Il n’est pas sans intérêt de relever ce fait. Il est fréquent, en effet, dans les débats idéologiques modernes, qu’un « camp » prenne avantage sur un autre en l’enfermant dans des mots dont il a lui-même prédéterminé un sens dégradant. Cet artifice lui permet de disqualifier ses adversaires en leur appliquant ces mots piégés, lors même qu’ils ne correspondraient pas, selon leur sens réel, à ce qu’ils sont. L’essentiel est d’obtenir un assentiment tel sur ces mots que leur seule attribution à un adversaire désigné suffise à provoquer sa condamnation morale. Tel fut le rôle du mot fasciste, dont le communisme a imposé le sens ; tel est celui des mots populiste ou raciste comme de tant d’autres mots policiers, dont l’usage est destiné à enclencher des réprobations sociales et des auto-censures.

Que ce soient les adversaires de la « théorie du complot » qui la désignent ainsi, dans son existence et son contenu, voilà qui doit donc tenir l’intelligence en éveil. D’autant que cette désignation n’est pas sans paradoxe puisqu’elle tend à établir l’existence d’un groupe homogène partageant les mêmes visions sur le sens des événements, bref… d’un complot d’anticomploteurs.

Entendons-nous bien : il n’est pas douteux qu’il y ait, en matière politique et religieuse, des gens obsédés jusqu’à la caricature par des complots, que la sociologie puisse observer comme tels, pas plus qu’il n’est douteux qu’il y ait des personnes effectivement racistes ou fascistes au sens exact du terme. Il n’est pas non plus douteux que ces obsessions voisinent, peu ou prou, avec des déséquilibres psychologiques provoqués par des désordres politiques et économiques, ni que le « complotisme » soit un phénomène de toute époque.

La dénonciation de la « théorie du complot » devient cependant objectivement suspecte lorsque, par une sorte de théorie inversée, elle devient elle-même une doxa ayant ce triple objet : persuader que les complots n’existent pas, alors que l’histoire proteste du contraire ; identifier spontanément à des mensonges ce que les autorités morales (presse, politiciens, etc.) rattachent à cette « théorie » ; faire punir d’une manière ou d’une autre ceux qui affirment l’existence de complots en les présentant comme des déséquilibrés ou des dangers sociaux.

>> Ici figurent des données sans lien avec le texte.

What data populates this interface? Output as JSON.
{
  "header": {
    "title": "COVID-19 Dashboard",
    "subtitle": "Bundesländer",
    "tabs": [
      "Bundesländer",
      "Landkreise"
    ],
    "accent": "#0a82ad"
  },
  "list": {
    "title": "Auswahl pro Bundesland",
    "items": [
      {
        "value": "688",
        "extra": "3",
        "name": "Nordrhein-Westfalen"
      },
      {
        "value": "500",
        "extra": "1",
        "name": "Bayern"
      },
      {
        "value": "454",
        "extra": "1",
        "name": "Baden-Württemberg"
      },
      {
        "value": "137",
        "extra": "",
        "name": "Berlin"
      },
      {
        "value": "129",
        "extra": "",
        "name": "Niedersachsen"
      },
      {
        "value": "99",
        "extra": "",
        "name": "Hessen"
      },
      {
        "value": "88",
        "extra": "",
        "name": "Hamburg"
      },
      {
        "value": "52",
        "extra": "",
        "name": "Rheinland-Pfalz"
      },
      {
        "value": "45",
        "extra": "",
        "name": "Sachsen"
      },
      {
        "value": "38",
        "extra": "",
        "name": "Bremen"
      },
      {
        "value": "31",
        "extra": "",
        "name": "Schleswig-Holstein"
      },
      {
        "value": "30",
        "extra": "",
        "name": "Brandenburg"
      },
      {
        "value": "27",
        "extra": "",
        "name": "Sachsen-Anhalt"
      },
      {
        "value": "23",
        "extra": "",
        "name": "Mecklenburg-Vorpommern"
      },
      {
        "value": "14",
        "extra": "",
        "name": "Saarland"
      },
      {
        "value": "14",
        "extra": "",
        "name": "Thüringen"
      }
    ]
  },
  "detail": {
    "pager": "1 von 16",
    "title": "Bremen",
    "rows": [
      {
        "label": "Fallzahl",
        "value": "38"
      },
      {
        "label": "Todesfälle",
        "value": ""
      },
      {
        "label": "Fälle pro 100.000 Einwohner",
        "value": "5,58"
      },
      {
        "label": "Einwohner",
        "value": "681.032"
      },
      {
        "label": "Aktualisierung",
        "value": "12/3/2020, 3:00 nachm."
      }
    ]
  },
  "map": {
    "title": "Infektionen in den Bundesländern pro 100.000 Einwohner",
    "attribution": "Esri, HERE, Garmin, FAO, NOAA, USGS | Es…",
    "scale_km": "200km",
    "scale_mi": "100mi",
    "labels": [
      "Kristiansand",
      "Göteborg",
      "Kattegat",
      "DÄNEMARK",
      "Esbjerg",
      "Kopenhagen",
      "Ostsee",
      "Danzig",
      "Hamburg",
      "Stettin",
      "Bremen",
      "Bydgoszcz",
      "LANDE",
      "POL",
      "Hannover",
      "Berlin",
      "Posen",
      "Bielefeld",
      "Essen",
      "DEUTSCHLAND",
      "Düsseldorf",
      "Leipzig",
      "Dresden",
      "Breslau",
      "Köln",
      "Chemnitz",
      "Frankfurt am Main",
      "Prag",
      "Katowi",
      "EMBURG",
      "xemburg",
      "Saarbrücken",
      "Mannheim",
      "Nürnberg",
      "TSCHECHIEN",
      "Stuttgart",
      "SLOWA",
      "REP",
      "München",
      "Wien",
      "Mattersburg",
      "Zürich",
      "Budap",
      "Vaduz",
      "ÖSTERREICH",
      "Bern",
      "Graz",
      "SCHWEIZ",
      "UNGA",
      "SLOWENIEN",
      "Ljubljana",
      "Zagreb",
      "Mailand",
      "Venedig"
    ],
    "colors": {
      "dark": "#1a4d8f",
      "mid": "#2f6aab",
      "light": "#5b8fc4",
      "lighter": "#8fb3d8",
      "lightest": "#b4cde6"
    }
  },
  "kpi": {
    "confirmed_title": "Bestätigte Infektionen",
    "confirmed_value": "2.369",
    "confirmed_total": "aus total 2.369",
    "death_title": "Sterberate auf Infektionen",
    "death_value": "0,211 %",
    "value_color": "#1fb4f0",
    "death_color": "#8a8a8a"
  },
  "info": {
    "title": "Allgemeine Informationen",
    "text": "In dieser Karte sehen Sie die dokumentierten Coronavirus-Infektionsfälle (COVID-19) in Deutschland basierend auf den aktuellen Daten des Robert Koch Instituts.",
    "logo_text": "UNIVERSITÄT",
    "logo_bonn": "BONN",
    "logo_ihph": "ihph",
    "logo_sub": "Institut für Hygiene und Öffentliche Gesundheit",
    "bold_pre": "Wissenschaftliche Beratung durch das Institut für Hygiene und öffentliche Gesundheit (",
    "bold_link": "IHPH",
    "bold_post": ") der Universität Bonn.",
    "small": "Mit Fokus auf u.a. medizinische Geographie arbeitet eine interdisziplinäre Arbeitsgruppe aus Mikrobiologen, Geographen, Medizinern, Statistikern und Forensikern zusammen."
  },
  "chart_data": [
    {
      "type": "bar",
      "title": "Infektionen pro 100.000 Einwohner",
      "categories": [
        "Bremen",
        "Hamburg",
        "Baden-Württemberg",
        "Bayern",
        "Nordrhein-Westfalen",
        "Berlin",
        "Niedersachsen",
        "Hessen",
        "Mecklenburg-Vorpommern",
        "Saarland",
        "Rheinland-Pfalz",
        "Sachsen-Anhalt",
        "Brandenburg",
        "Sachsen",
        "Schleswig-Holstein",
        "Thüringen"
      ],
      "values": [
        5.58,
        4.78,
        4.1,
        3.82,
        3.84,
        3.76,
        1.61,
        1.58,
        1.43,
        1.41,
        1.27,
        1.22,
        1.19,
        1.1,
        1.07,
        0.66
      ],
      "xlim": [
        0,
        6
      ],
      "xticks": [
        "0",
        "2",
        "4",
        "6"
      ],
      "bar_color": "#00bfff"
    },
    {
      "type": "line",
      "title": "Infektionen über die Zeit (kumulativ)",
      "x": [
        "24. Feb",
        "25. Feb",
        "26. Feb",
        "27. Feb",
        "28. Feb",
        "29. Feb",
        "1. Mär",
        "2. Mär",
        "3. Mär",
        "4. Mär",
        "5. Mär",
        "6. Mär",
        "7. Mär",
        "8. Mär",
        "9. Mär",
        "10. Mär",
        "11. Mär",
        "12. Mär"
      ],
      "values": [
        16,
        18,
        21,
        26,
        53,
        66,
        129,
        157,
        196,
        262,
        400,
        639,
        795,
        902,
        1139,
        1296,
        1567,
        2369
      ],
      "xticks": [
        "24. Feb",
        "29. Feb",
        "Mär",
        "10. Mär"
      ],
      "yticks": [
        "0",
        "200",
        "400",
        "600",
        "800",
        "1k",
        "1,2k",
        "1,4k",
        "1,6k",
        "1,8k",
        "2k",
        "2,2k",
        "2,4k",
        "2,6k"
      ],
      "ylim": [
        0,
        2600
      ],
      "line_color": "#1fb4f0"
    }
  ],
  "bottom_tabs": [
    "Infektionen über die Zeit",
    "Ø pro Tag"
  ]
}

La « théorie du complot », qui quitte alors le champ de la sociologie pour investir celui de l’idéologie, y vient jouer la même fonction centrifuge que le discours sur le racisme, le fascisme, l’islamophobie ou le populisme, qui ont opéré le même glissement. Comme eux, elle vient limiter le champ de la libre expression. En toute logique, elle devrait même interdire de s’interroger sur les manipulations politiques du langage, puisqu’elles supposent des auteurs et des intentions cachées. Elle rend de même illégitime et « malsain » de s’interroger sur les puissances qui ont pu porter un E. Macron au pouvoir, sur le rôle de certains laboratoires pharmaceutiques, sur des lobbies promoteurs de la contraception ou de l’avortement dans le monde, ou encore sur le rôle d’un G. Soros dans la politique internationale.

La « théorie du complot », sous couvert de défense de la vérité, pourrait bien dès lors constituer un nouvel artifice du totalitarisme moderne au service du mensonge par lequel il étend son règne. Cet artifice s’accompagne de la conviction, chère aux totalitarismes, que les adversaires désignés sont des malades mentaux. Il convient donc de les soigner, et de nous vacciner, ce à quoi l’idéologie aspire fortement, par la censure qu’elle entend exercer par la loi, notamment sur les réseaux sociaux. L’heure viendra où l’État forcera les hommes d’êtres sains, comme le fou de Genève se proposait de les rendre libres.

En attendant, comme en toutes choses, il faut ici raison garder. Si l’obsession du complot est maladive, il ne s’ensuit ni que les complots n’existent pas, ni qu’il soit illégitime de les voir là où ils sont fomentés et de les dénoncer comme tels.